Той ночью Сонджу лежала на йо неподвижно, не в силах уснуть. Она услышала тихие шаги. Встала, чтобы подглядеть через щель в окне, и увидела три тёмных силуэта, направлявшихся к воротам — Первая Сестра, её сопровождающая из деревни и слуга. Сонджу моргнула, чтобы зрение прояснилось. Уголки её губ невольно сложились в улыбку. Она беззвучно всплеснула руками. Каково это — уйти отсюда? Просто уйти и начать с чистого листа? Представить только! Сонджу наблюдала за силуэтами, пока не услышала, как за ними закрылись ворота.
Ещё несколько дней Сонджу размышляла о словах Первой Сестры. О её улыбке сквозь слёзы, о том, как она раскачивалась, пока говорила. О том, как три фигуры скрылись за воротами в темноте. Украдкой Сонджу наблюдала за Чинвон, надеясь, что та сделает хоть что-то — разобьёт что-нибудь, заплачет или закричит. Что мать и дочь сказали друг другу в их последнюю ночь вместе?

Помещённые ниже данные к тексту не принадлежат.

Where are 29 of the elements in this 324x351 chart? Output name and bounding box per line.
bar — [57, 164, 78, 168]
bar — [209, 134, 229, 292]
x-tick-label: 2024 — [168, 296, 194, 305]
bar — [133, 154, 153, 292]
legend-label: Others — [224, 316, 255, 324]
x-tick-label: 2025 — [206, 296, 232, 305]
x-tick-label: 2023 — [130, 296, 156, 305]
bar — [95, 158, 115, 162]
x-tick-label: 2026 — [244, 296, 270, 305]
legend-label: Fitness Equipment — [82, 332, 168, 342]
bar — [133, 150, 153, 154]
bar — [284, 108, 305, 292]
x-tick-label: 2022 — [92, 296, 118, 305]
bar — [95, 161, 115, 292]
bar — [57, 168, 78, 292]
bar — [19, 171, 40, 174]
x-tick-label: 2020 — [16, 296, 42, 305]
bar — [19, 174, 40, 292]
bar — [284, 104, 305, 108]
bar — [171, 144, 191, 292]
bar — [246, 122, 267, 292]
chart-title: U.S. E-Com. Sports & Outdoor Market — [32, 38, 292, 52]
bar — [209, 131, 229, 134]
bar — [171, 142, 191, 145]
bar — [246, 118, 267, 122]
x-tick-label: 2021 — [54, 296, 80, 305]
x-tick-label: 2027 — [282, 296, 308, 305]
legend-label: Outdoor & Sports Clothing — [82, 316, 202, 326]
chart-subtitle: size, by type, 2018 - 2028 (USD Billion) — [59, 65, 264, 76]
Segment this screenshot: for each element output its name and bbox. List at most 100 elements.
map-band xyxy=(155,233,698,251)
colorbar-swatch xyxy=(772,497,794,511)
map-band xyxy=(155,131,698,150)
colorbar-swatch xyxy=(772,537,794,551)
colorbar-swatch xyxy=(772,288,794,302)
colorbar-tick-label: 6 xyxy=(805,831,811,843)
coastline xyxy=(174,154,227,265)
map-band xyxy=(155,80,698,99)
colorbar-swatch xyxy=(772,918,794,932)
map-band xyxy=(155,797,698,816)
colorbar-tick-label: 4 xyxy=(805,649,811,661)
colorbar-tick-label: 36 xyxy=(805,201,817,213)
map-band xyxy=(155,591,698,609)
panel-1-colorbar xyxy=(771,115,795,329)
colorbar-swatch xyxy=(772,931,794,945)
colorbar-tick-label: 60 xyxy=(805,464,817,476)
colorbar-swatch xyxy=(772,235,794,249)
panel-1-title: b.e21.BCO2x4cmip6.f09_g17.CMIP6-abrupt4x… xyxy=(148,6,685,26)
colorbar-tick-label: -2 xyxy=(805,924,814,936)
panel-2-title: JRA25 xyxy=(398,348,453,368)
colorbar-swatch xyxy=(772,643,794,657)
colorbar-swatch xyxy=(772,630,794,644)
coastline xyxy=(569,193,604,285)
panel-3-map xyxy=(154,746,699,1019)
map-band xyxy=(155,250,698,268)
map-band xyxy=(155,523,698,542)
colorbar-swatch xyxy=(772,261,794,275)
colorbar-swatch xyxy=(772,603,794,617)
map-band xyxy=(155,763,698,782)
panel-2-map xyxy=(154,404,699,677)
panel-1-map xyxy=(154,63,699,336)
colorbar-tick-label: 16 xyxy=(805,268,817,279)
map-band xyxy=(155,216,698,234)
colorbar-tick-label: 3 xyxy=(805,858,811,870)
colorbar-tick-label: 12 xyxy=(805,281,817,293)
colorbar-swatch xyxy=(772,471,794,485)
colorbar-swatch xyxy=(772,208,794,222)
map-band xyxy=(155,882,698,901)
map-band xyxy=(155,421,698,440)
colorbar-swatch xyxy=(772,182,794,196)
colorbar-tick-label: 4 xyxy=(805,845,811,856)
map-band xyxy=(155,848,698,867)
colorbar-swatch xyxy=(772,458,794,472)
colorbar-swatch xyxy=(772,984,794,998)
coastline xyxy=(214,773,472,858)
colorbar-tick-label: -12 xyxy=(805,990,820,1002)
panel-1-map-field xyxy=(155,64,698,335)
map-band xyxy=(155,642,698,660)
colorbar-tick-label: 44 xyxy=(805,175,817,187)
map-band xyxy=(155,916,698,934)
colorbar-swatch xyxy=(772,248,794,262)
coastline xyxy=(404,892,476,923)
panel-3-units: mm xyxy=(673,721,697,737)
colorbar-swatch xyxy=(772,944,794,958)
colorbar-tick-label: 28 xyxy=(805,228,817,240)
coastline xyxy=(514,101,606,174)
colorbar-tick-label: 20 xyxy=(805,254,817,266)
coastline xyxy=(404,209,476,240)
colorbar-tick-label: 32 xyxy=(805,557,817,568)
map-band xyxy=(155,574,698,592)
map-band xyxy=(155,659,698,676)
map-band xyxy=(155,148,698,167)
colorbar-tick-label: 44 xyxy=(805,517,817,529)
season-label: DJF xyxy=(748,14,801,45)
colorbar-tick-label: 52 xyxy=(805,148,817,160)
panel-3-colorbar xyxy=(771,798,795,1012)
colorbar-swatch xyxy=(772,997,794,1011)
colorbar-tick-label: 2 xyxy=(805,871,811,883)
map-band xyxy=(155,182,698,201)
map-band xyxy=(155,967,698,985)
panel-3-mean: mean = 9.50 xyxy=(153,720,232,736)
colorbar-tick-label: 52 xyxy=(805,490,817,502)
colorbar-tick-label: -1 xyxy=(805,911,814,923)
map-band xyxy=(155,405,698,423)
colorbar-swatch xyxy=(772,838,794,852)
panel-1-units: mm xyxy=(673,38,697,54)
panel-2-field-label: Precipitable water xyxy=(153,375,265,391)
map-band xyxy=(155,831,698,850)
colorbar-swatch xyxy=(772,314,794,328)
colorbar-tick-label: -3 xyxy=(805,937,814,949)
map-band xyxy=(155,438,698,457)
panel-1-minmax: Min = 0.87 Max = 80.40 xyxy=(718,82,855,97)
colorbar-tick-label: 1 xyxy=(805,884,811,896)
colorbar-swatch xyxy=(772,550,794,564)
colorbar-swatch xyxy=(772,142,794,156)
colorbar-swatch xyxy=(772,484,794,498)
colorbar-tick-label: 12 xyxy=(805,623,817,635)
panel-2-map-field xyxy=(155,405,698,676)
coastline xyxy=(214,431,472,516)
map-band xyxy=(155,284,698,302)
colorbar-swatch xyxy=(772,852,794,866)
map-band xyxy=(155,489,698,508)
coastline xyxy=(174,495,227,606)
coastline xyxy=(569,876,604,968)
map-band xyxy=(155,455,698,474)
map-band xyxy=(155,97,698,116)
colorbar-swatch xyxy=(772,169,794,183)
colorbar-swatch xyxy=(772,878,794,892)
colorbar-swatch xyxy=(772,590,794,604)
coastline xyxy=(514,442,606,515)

Рассказывать мужу о Первой Сестре, когда он вернулся домой в ту субботу, ей не пришлось. Ещё до ужина он произнёс:
— Отец рассказал мне, что ты помогла ей уйти.
Было неясно, как он это воспринял. Решив, что чем меньше она скажет, тем лучше, Сонджу коротко подтвердила:
— Да, — и ничего больше не добавила.
Он никак это не прокомментировал. Люди в деревне немного посплетничали о случившемся, но очень скоро забыли об этом и продолжили жить своей жизнью.
Две недели спустя в доме совершенно внезапно раздался высокий голос Чинвон — она пела так, как будто звуки сами рвались у неё из горла. Она так и не сказала ни слова насчёт своей матери. Вероятно, так она справлялась с потерей, предположила Сонджу. Должно быть, Чинвон испытывала очень смешанные чувства по этому поводу, особенно учитывая, как она игнорировала мать раньше. Но она всё ещё была ребёнком, потерявшим мать, а потому Сонджу испытывала к этой девочке, теперь практически осиротевшей, сочувствие и нежность.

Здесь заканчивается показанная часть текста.